Auch Krankenhäuser erhielten in der Pandemie viel Geld, um Betten für Coronavirus-Patienten freizuhalten. Auch hier ist der Bundesrechnungshof kritisch. Allein für dieses Jahr sind weitere 5,7 Milliarden Euro im Haushalt des Gesundheitsministeriums vorgesehen. “In der Praxis”, schreibt der Rechnungshof, würden diese Milliarden “nicht mehr weitgehend dazu verwendet, die notwendigen therapeutischen Kapazitäten freizuhalten”, sondern lediglich die finanzielle Absicherung der Kliniken zu gewährleisten.
“Krankenhauszuschuss”
„Milliardenschwere Pandemiemittel wurden zum Teil zur Subventionierung von Krankenhäusern unabhängig von der Pandemie verwendet“, schreibt der Rechnungshof und folgert: „Der absehbare Missbrauch der Mittel wurde und wird zu einem großen Teil nicht wirksam aufgegriffen. .” Auch zu diesem Ergebnis wollte sich das Lauterbacher Ministerium nicht äußern.

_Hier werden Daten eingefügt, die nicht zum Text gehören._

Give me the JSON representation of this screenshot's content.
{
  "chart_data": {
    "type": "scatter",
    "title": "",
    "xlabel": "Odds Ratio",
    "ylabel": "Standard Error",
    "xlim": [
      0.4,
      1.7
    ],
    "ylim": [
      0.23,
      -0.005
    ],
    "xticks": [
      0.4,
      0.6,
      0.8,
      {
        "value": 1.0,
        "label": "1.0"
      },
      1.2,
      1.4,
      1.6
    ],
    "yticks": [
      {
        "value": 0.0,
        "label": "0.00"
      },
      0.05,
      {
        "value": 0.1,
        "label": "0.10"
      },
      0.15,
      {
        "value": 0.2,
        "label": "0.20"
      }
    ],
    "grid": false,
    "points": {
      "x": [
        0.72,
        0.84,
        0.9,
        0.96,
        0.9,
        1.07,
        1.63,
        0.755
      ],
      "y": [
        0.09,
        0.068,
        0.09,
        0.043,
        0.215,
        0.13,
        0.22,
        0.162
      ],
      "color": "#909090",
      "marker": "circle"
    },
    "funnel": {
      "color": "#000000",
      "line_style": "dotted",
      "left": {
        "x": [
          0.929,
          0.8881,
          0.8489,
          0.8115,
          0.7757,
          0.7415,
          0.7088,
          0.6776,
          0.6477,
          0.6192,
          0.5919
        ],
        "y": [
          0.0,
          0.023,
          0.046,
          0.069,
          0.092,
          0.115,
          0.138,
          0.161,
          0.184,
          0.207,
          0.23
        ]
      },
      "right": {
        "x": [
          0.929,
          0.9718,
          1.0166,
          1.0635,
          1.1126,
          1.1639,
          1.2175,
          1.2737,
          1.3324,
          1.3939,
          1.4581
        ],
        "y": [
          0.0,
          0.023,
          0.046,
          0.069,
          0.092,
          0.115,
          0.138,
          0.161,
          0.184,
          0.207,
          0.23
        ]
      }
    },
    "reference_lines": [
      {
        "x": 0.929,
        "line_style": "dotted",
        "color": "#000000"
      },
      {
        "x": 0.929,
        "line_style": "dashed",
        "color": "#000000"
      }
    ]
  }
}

Der Rechnungsprüfungsbericht soll im November im Haushalts- bzw. Prüfungsausschuss des Bundestages beraten und erst dann veröffentlicht werden. Das Gesundheitsministerium hatte bereits Stellung bezogen, und der Rechnungshof hat seine Empfehlung berücksichtigt. Das bedeutet: Aus Sicht des Rechnungshofs konnte das Ministerium die im Prüfungsbericht enthaltene Kritik nicht entkräften.